State showing ‘complete immaturity’ on data strategy
Footage of Data Protection Commissioner Helen Dixon speaking at a recent event in Israel shows her criticising the government’s plans for ID cards, which she warns may breach EU laws
The Data Protection Commissioner, Helen Dixon, has accused the government of “complete immaturity” in its data strategy, and said the controversial Public Services Card (PSC) could be in breach of data protection laws.
Dixon has an open investigation into the PSC which began in 2017 after concerns were raised that the government had created a de facto national identity card. A spokesman for the commissioner said the investigation was at an advanced stage.
Speaking at a privacy event in Israel, Dixon said that the government’s strategy “shows a complete immaturity in terms of understanding” the European directive on the issue.
The state was planning to make the card mandatory for access to a range of services, including applying for a driving licence, passport, farm grants and student grants. However, it has since rolled back on some services outside the remit of the Department of Social Protection.
It also planned to use the data stored on the card as part of a new health portal to be established by the HSE.
A video clip of Dixon speaking at a panel on privacy and the digital economy at Tel Aviv University was posted online by organisers of the event last week. It featured strong criticisms of the government and its chief information officer (CIO).
Giving an example of where she claims the state was failing to understand its responsibilities regarding citizens’ privacy, Dixon referred to the PSC as a “national identity card” which the government has denied it is.
When asked to appraise the government’s understanding of data protection she replied “[They] spend a lot of time lecturing me about the great and innovative uses that can be made with personal data, without willing to be accountable.

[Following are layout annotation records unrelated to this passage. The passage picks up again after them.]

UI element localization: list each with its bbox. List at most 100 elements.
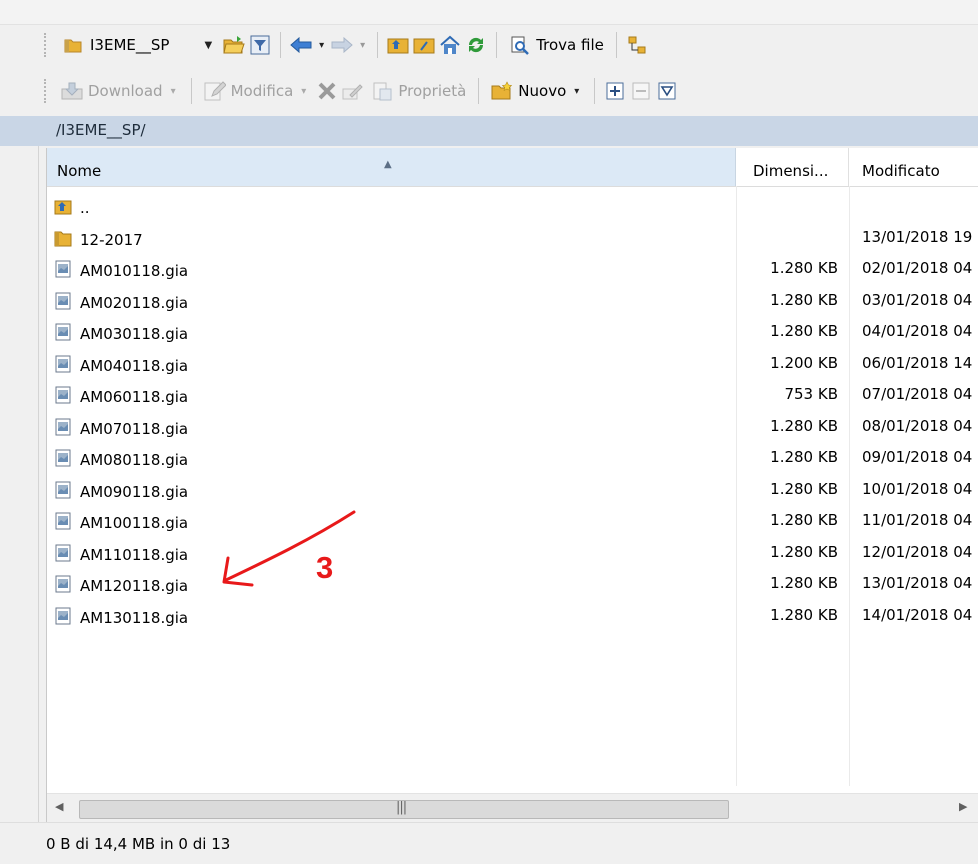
scroll-left-icon[interactable]: ◀ — [55, 800, 63, 813]
find-files-icon — [509, 34, 531, 56]
file-row[interactable]: AM040118.gia 1.200 KB 06/01/2018 14 — [47, 348, 978, 380]
download-button[interactable]: Download ▾ — [58, 77, 182, 105]
filter-icon[interactable] — [249, 34, 271, 56]
file-name-cell: .. — [53, 196, 90, 220]
toolbar-grip[interactable] — [44, 79, 50, 103]
file-name-cell: AM020118.gia — [53, 291, 188, 315]
file-row[interactable]: AM080118.gia 1.280 KB 09/01/2018 04 — [47, 442, 978, 474]
file-size: 1.280 KB — [770, 448, 838, 466]
file-name: AM070118.gia — [80, 419, 189, 438]
file-row[interactable]: AM030118.gia 1.280 KB 04/01/2018 04 — [47, 316, 978, 348]
location-dropdown-arrow[interactable]: ▼ — [204, 40, 212, 51]
file-name-cell: AM120118.gia — [53, 574, 188, 598]
file-name-cell: 12-2017 — [53, 228, 143, 252]
file-row[interactable]: AM090118.gia 1.280 KB 10/01/2018 04 — [47, 474, 978, 506]
file-modified: 03/01/2018 04 — [862, 290, 973, 309]
column-header-modified[interactable]: Modificato — [850, 148, 978, 186]
find-files-button[interactable]: Trova file — [506, 31, 607, 59]
file-row[interactable]: .. — [47, 190, 978, 222]
file-row[interactable]: AM060118.gia 753 KB 07/01/2018 04 — [47, 379, 978, 411]
forward-arrow-icon[interactable] — [331, 34, 353, 56]
file-row[interactable]: AM110118.gia 1.280 KB 12/01/2018 04 — [47, 537, 978, 569]
select-filter-icon[interactable] — [656, 80, 678, 102]
file-row[interactable]: AM130118.gia 1.280 KB 14/01/2018 04 — [47, 600, 978, 632]
file-modified: 07/01/2018 04 — [862, 385, 973, 403]
file-modified: 12/01/2018 04 — [862, 542, 973, 561]
delete-icon[interactable] — [316, 80, 338, 102]
column-header-name[interactable]: ▲ Nome — [47, 148, 736, 186]
toolbar-separator — [615, 32, 617, 58]
file-name: AM040118.gia — [80, 356, 189, 375]
file-name: AM100118.gia — [80, 514, 189, 532]
open-folder-icon[interactable] — [223, 34, 245, 56]
collapse-icon[interactable] — [630, 80, 652, 102]
expand-icon[interactable] — [604, 80, 626, 102]
file-modified: 08/01/2018 04 — [862, 416, 973, 435]
forward-dropdown-arrow[interactable]: ▾ — [360, 40, 365, 51]
scrollbar-grip-icon: ||| — [396, 800, 407, 815]
file-name-cell: AM080118.gia — [53, 448, 188, 472]
file-row[interactable]: AM020118.gia 1.280 KB 03/01/2018 04 — [47, 285, 978, 317]
file-size: 1.280 KB — [770, 574, 838, 592]
file-row[interactable]: 12-2017 13/01/2018 19 — [47, 222, 978, 254]
download-dropdown-arrow[interactable]: ▾ — [171, 86, 176, 97]
file-size: 753 KB — [784, 385, 838, 403]
file-name-cell: AM070118.gia — [53, 417, 188, 441]
file-row[interactable]: AM100118.gia 1.280 KB 11/01/2018 04 — [47, 505, 978, 537]
file-row[interactable]: AM120118.gia 1.280 KB 13/01/2018 04 — [47, 568, 978, 600]
file-name: AM090118.gia — [80, 482, 189, 501]
location-select[interactable]: I3EME__SP ▼ — [58, 31, 219, 59]
new-button[interactable]: Nuovo ▾ — [488, 77, 585, 105]
toolbar-separator — [594, 78, 596, 104]
back-arrow-icon[interactable] — [290, 34, 312, 56]
root-folder-icon[interactable] — [413, 34, 435, 56]
file-name: AM130118.gia — [80, 608, 189, 627]
window-top-strip — [0, 0, 978, 25]
file-rows: .. 12-2017 13/01/2018 19 AM010118.gia 1.280 … — [47, 190, 978, 631]
file-icon — [53, 574, 73, 598]
file-icon — [53, 417, 73, 441]
sort-ascending-icon: ▲ — [384, 159, 392, 170]
file-modified: 09/01/2018 04 — [862, 448, 973, 466]
scrollbar-thumb[interactable]: ||| — [79, 800, 729, 819]
left-pane-edge — [0, 146, 39, 822]
file-name-cell: AM030118.gia — [53, 322, 188, 346]
file-name-cell: AM130118.gia — [53, 606, 188, 630]
scroll-right-icon[interactable]: ▶ — [959, 800, 967, 813]
back-dropdown-arrow[interactable]: ▾ — [319, 40, 324, 51]
download-icon — [61, 80, 83, 102]
directory-tree-icon[interactable] — [626, 34, 648, 56]
new-dropdown-arrow[interactable]: ▾ — [574, 86, 579, 97]
new-label: Nuovo — [518, 82, 567, 100]
file-name: .. — [80, 199, 90, 217]
file-operations-toolbar: Download ▾ Modifica ▾ Proprietà Nuovo ▾ — [44, 74, 678, 108]
file-icon — [53, 291, 73, 315]
status-text: 0 B di 14,4 MB in 0 di 13 — [46, 835, 231, 853]
column-header-size[interactable]: Dimensi... — [737, 148, 849, 186]
parent-folder-icon[interactable] — [387, 34, 409, 56]
edit-button[interactable]: Modifica ▾ — [201, 77, 313, 105]
file-icon — [53, 543, 73, 567]
edit-dropdown-arrow[interactable]: ▾ — [301, 86, 306, 97]
file-row[interactable]: AM010118.gia 1.280 KB 02/01/2018 04 — [47, 253, 978, 285]
file-modified: 13/01/2018 19 — [862, 227, 973, 246]
file-modified: 14/01/2018 04 — [862, 605, 973, 624]
file-row[interactable]: AM070118.gia 1.280 KB 08/01/2018 04 — [47, 411, 978, 443]
toolbar-separator — [496, 32, 498, 58]
location-label: I3EME__SP — [90, 36, 170, 54]
file-name: AM060118.gia — [80, 388, 189, 406]
file-name-cell: AM060118.gia — [53, 385, 188, 409]
horizontal-scrollbar[interactable]: ◀ ||| ▶ — [47, 793, 978, 822]
toolbar-grip[interactable] — [44, 33, 50, 57]
file-list[interactable]: ▲ Nome Dimensi... Modificato .. 12-2017 13… — [46, 148, 978, 822]
file-size: 1.280 KB — [770, 479, 838, 498]
properties-button[interactable]: Proprietà — [368, 77, 469, 105]
path-bar[interactable]: /I3EME__SP/ — [0, 116, 978, 146]
file-size: 1.280 KB — [770, 605, 838, 624]
file-name: AM080118.gia — [80, 451, 189, 469]
rename-icon[interactable] — [342, 80, 364, 102]
file-modified: 02/01/2018 04 — [862, 259, 973, 277]
toolbar-separator — [377, 32, 379, 58]
home-icon[interactable] — [439, 34, 461, 56]
refresh-icon[interactable] — [465, 34, 487, 56]
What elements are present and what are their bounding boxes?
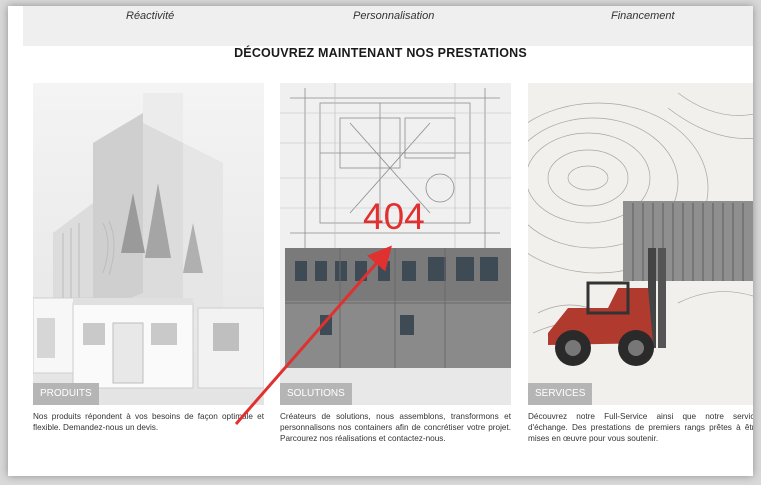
services-description: Découvrez notre Full-Service ainsi que n… — [528, 412, 753, 443]
services-image[interactable]: SERVICES — [528, 83, 753, 405]
page-frame: Réactivité Personnalisation Financement … — [8, 6, 753, 476]
section-title: DÉCOUVREZ MAINTENANT NOS PRESTATIONS — [234, 46, 527, 60]
feature-reactivite: Réactivité — [126, 10, 175, 22]
produits-image[interactable]: PRODUITS — [33, 83, 264, 405]
feature-personnalisation: Personnalisation — [353, 10, 435, 22]
error-404-label: 404 — [363, 196, 425, 237]
card-solutions[interactable]: SOLUTIONS Créateurs de solutions, nous a… — [280, 83, 511, 444]
produits-description: Nos produits répondent à vos besoins de … — [33, 412, 264, 432]
solutions-image[interactable]: SOLUTIONS — [280, 83, 511, 405]
badge-services[interactable]: SERVICES — [528, 383, 593, 405]
badge-solutions[interactable]: SOLUTIONS — [280, 383, 352, 405]
solutions-description: Créateurs de solutions, nous assemblons,… — [280, 412, 511, 443]
badge-produits[interactable]: PRODUITS — [33, 383, 99, 405]
features-bar: Réactivité Personnalisation Financement — [23, 6, 753, 46]
card-services[interactable]: SERVICES Découvrez notre Full-Service ai… — [528, 83, 753, 444]
feature-financement: Financement — [611, 10, 675, 22]
card-produits[interactable]: PRODUITS Nos produits répondent à vos be… — [33, 83, 264, 433]
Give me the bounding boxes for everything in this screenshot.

“I think the government in Ireland has huge leaps forward to make, in terms, first of all, of getting the basics of GDPR correct in various government departments.”
Dixon also repeated her claim that specific legislation was needed to provide transparency to the public regarding how their data is going to be used, which is required under data protection legislation.
“A national identity card has been introduced in Ireland, it is called the Public Services Card,” she said. “It has been introduced in Ireland without any specific underpinning legislation. Twelve pieces of ancient social welfare primary legislation with 71 statutory instruments hanging off them, tied together to produce the legal basis for this public services card.
“The government says: ‘Don’t worry about it, it’s not mandatory’, but it will be necessary to access any service in Ireland. It has a requirement for a high quality photograph on the face of the card that has to be taken on site at the digital agency, and then a centralised biometric template database is stored. So that’s really the situation in Ireland.”
Dixon said Ireland was moving slower technologically in its use of citizen data than other countries, but that it had “an awful lot of ground to catch up in data protection terms”.
The DPC investigation into the PSC began before the general data protection regulation (GDPR) came into force, which means the sanctions available to her are limited.
However, if a breach is found to have been ongoing past the date of GDPR’s enactment in May 2018, an investigation under the directive can be started.
This would give the DPC stronger sanctions against the government, and could lead to individuals taking claims against the state in the courts.
The government has claimed that there is a clear legal basis for the PSC, and three million of the cards have already been issued. The cost of the PSC project to date is €60 million.